In four MYH7 gene mutations detected in our patients, three are in-frame deletions. Referring to published articles on Laing distal myopathy, common mutation types also include missense mutations, and in-frame indels. The p.K1617del and p.E1508del have also been reported in a few studies [5, 6, 8, 9, 12, 15, 19, 23, 24].Besides these in-frame indels in our study, other reported mutations include p.E1687del, p.K1729del, p.E1669del, p.K1729dup, p.L1793del, p.K1784del [5, 9, 11, 16, 26–28]. Therefore, in-frame deletions or duplications are common types of mutations in Laing distal myopathy. One presumable mechanism is similar to those change microsatellite allele size [6, 29].

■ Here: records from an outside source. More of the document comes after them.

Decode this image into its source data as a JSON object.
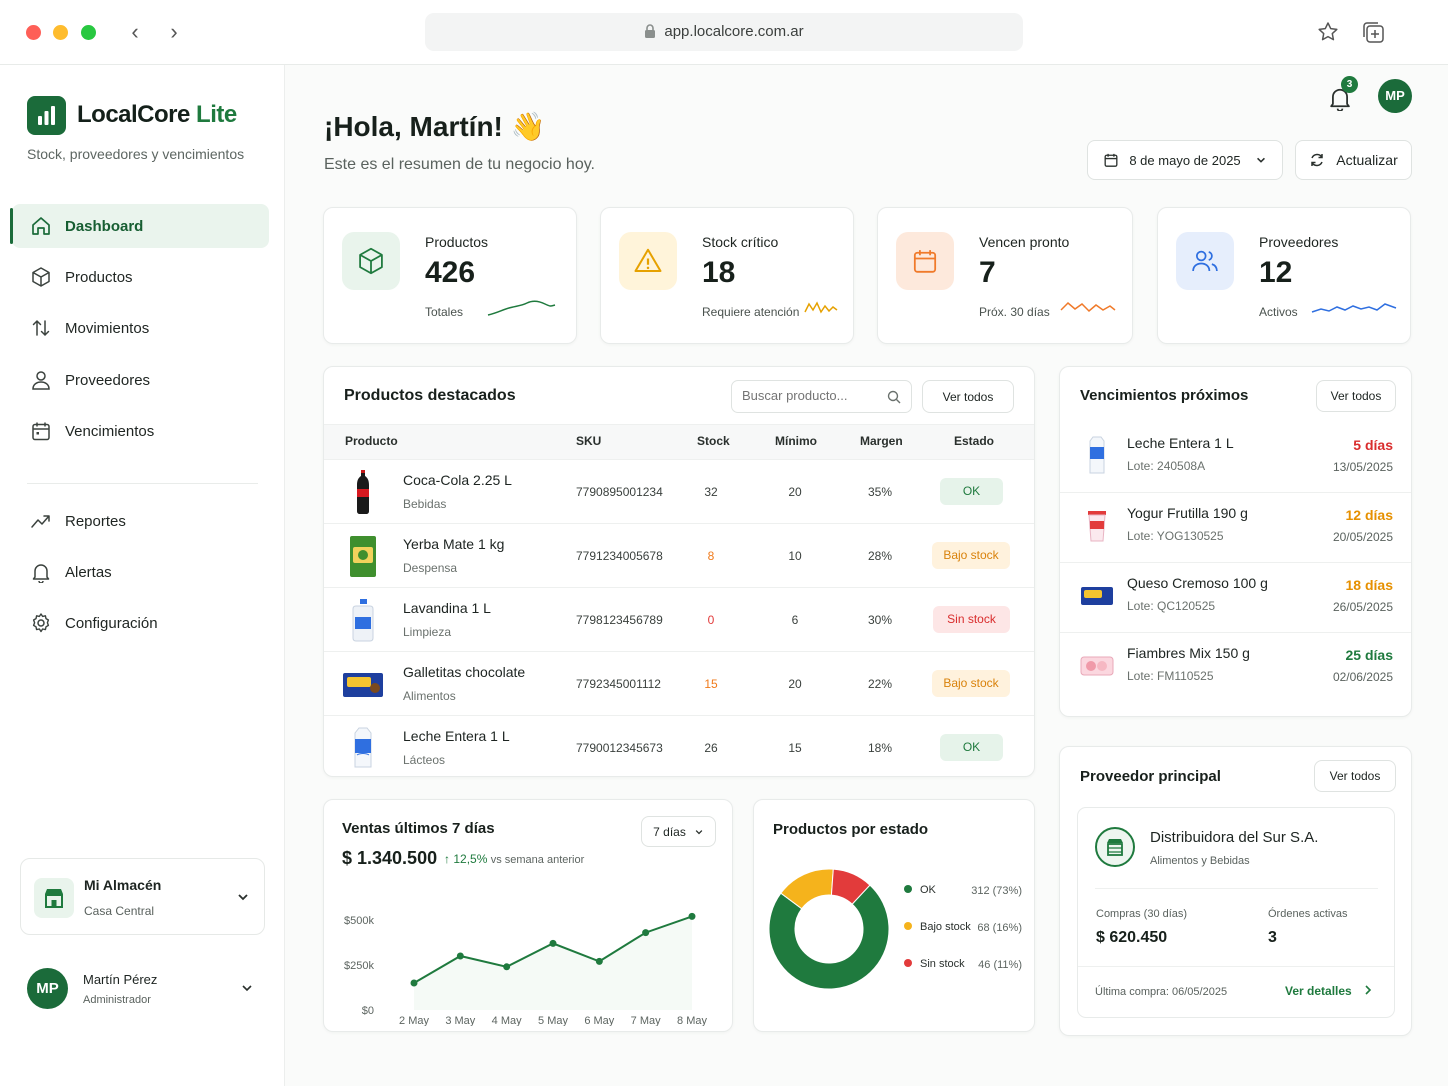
{
  "browser": {
    "url": "app.localcore.com.ar"
  },
  "app": {
    "brand_main": "LocalCore",
    "brand_suffix": "Lite",
    "tagline": "Stock, proveedores y vencimientos"
  },
  "nav": {
    "items": [
      {
        "label": "Dashboard",
        "icon": "home-icon",
        "active": true
      },
      {
        "label": "Productos",
        "icon": "box-icon"
      },
      {
        "label": "Movimientos",
        "icon": "arrows-updown-icon"
      },
      {
        "label": "Proveedores",
        "icon": "user-icon"
      },
      {
        "label": "Vencimientos",
        "icon": "calendar-icon"
      }
    ],
    "secondary": [
      {
        "label": "Reportes",
        "icon": "trend-icon"
      },
      {
        "label": "Alertas",
        "icon": "bell-icon"
      },
      {
        "label": "Configuración",
        "icon": "gear-icon"
      }
    ]
  },
  "store": {
    "name": "Mi Almacén",
    "branch": "Casa Central"
  },
  "user": {
    "initials": "MP",
    "name": "Martín Pérez",
    "role": "Administrador"
  },
  "header": {
    "greeting": "¡Hola, Martín! 👋",
    "subtitle": "Este es el resumen de tu negocio hoy.",
    "date": "8 de mayo de 2025",
    "refresh": "Actualizar",
    "notifications": "3",
    "avatar": "MP"
  },
  "kpis": [
    {
      "label": "Productos",
      "value": "426",
      "note": "Totales",
      "color": "#1f7a3e",
      "bg": "#e9f4ec",
      "icon": "box-icon"
    },
    {
      "label": "Stock crítico",
      "value": "18",
      "note": "Requiere atención",
      "color": "#e6a100",
      "bg": "#fff4da",
      "icon": "warning-icon"
    },
    {
      "label": "Vencen pronto",
      "value": "7",
      "note": "Próx. 30 días",
      "color": "#f07a2a",
      "bg": "#fde9dc",
      "icon": "calendar-icon"
    },
    {
      "label": "Proveedores",
      "value": "12",
      "note": "Activos",
      "color": "#2f6fe0",
      "bg": "#e6eefc",
      "icon": "users-icon"
    }
  ],
  "featured": {
    "title": "Productos destacados",
    "search_placeholder": "Buscar producto...",
    "view_all": "Ver todos",
    "columns": [
      "Producto",
      "SKU",
      "Stock",
      "Mínimo",
      "Margen",
      "Estado"
    ],
    "rows": [
      {
        "name": "Coca-Cola 2.25 L",
        "cat": "Bebidas",
        "sku": "7790895001234",
        "stock": "32",
        "min": "20",
        "margin": "35%",
        "status": "OK",
        "kind": "ok"
      },
      {
        "name": "Yerba Mate 1 kg",
        "cat": "Despensa",
        "sku": "7791234005678",
        "stock": "8",
        "min": "10",
        "margin": "28%",
        "status": "Bajo stock",
        "kind": "low"
      },
      {
        "name": "Lavandina 1 L",
        "cat": "Limpieza",
        "sku": "7798123456789",
        "stock": "0",
        "min": "6",
        "margin": "30%",
        "status": "Sin stock",
        "kind": "out"
      },
      {
        "name": "Galletitas chocolate",
        "cat": "Alimentos",
        "sku": "7792345001112",
        "stock": "15",
        "min": "20",
        "margin": "22%",
        "status": "Bajo stock",
        "kind": "low"
      },
      {
        "name": "Leche Entera 1 L",
        "cat": "Lácteos",
        "sku": "7790012345673",
        "stock": "26",
        "min": "15",
        "margin": "18%",
        "status": "OK",
        "kind": "ok"
      }
    ]
  },
  "expiring": {
    "title": "Vencimientos próximos",
    "view_all": "Ver todos",
    "items": [
      {
        "name": "Leche Entera 1 L",
        "lote": "Lote: 240508A",
        "days": "5 días",
        "date": "13/05/2025",
        "color": "#d92d2d"
      },
      {
        "name": "Yogur Frutilla 190 g",
        "lote": "Lote: YOG130525",
        "days": "12 días",
        "date": "20/05/2025",
        "color": "#e69000"
      },
      {
        "name": "Queso Cremoso 100 g",
        "lote": "Lote: QC120525",
        "days": "18 días",
        "date": "26/05/2025",
        "color": "#e69000"
      },
      {
        "name": "Fiambres Mix 150 g",
        "lote": "Lote: FM110525",
        "days": "25 días",
        "date": "02/06/2025",
        "color": "#1f7a3e"
      }
    ]
  },
  "sales": {
    "title": "Ventas últimos 7 días",
    "total": "$ 1.340.500",
    "change": "12,5%",
    "change_note": "vs semana anterior",
    "range": "7 días"
  },
  "status_chart": {
    "title": "Productos por estado"
  },
  "supplier": {
    "title": "Proveedor principal",
    "view_all": "Ver todos",
    "name": "Distribuidora del Sur S.A.",
    "category": "Alimentos y Bebidas",
    "purchases_label": "Compras (30 días)",
    "purchases": "$ 620.450",
    "orders_label": "Órdenes activas",
    "orders": "3",
    "last_purchase": "Última compra: 06/05/2025",
    "details": "Ver detalles"
  },
  "chart_data": [
    {
      "type": "line",
      "categories": [
        "2 May",
        "3 May",
        "4 May",
        "5 May",
        "6 May",
        "7 May",
        "8 May"
      ],
      "series": [
        {
          "values": [
            150000,
            300000,
            240000,
            370000,
            270000,
            430000,
            520000
          ]
        }
      ],
      "ylabel": "",
      "y_ticks": [
        "$0",
        "$250k",
        "$500k"
      ],
      "ylim": [
        0,
        500000
      ],
      "color": "#1f7a3e",
      "grid": false
    },
    {
      "type": "pie",
      "donut": true,
      "categories": [
        "OK",
        "Bajo stock",
        "Sin stock"
      ],
      "values": [
        312,
        68,
        46
      ],
      "value_labels": [
        "312 (73%)",
        "68 (16%)",
        "46 (11%)"
      ],
      "colors": [
        "#1f7a3e",
        "#f5b31c",
        "#e23b3b"
      ],
      "legend": "right"
    }
  ]
}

In conclusion, our study further expands the clinical phenotypes and genotypes of Laing distal myopathy. Besides muscle strengths and cardiac monitoring, we stress the importance of respiratory evaluation, especially polysomnography, in order to find early sleep apnea. Concentric fatty infiltration of anterior thigh muscles together with early involvement of tibialis anterior and extensor hallucis longus on MRI might be an imaging feature of the disease. Meanwhile, in-frame deletions of MYH7 gene are common causes of Laing distal myopathy.